Speaking in Hillsborough Castle in Northern Ireland, he said: “I believe that the British Prime Minister wants to get a deal this month. We will certainly work to that time frame if the British position evolves and we want to be helpful on that.
“I don’t think we should give up on that.”
UK chief negotiator David Frost travelled to Brussels to brief his counterparts about the details of Mr Johnson’s new blueprint and in another olive branch he offered to stay in the Belgian capital to negotiate throughout the weekend.
But the EU rejected the offer because they saw little point in holding them if the UK refused to shift its position – describing the offer as a “trap”.
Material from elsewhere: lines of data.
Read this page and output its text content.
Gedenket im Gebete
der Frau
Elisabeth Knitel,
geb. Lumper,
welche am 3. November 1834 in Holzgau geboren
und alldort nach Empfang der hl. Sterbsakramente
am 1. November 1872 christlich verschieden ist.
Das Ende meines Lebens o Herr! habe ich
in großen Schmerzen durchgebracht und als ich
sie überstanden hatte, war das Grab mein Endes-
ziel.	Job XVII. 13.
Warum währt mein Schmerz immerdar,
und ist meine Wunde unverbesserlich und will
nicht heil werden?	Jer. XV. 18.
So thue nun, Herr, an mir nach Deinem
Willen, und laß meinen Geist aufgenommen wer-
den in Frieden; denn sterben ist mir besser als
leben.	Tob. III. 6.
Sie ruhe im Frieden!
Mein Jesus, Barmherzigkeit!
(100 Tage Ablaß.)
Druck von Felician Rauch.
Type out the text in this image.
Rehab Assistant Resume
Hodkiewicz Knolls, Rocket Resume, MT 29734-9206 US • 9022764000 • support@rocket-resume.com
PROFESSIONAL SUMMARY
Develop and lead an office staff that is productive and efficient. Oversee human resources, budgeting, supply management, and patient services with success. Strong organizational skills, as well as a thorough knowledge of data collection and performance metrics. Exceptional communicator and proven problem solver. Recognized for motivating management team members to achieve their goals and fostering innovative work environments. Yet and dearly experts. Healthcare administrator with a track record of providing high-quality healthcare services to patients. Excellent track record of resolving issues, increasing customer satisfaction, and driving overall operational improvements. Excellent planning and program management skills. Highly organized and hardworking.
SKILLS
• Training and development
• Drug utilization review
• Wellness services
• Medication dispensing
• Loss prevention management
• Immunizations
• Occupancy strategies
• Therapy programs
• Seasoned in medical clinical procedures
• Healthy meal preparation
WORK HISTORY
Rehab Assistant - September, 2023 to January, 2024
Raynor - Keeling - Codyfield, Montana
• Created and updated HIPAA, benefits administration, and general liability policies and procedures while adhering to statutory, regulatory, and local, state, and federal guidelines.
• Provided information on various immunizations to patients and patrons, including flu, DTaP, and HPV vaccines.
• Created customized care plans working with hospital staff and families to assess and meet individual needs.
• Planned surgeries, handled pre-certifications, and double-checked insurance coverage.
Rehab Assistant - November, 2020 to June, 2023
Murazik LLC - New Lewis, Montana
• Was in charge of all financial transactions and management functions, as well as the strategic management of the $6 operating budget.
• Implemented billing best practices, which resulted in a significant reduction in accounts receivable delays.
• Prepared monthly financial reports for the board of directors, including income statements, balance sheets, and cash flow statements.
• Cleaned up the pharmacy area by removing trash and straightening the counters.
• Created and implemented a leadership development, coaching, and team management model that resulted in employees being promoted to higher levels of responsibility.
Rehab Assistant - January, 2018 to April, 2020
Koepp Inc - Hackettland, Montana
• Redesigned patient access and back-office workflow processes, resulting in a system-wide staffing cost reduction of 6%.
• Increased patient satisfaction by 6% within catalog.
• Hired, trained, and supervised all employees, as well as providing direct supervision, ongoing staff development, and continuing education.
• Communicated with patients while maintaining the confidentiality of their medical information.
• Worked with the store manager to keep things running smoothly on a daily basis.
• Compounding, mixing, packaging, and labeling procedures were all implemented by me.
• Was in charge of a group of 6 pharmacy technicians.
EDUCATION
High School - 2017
An EU source accused the UK of only asking to sit through the weekend to make them look bad – knowing full well they would turn them down.
Instead negotiations will start again on Monday but last night the talks were in crisis mode.
A senior EU diplomat told The Sun that the two sides were “miles apart,” adding: “If we held talks at the weekend it would look like these were proper negotiations.
“The truth is we’re still a long way from that. We need to work out quickly whether there is the opportunity to close the gap.”
An EU source said: “The UK often asks for meetings to keep the process going and we agree we should leave no stone unturned.
“But there is nothing useful that could be done this weekend. We have done many weekends with the UK. We are ready to do that again, but there is simply no need now.”
A UK government spokesman said: “We have made a significant offer this week. Our proposals represent a fair and reasonable compromise. We want a deal and talks continue on Monday on the basis of our offer.
“Everybody must understand however that there is no path to a deal without replacing the backstop.
“If the EU also want a deal they must recognise this and work with us at pace to agree a new deal.”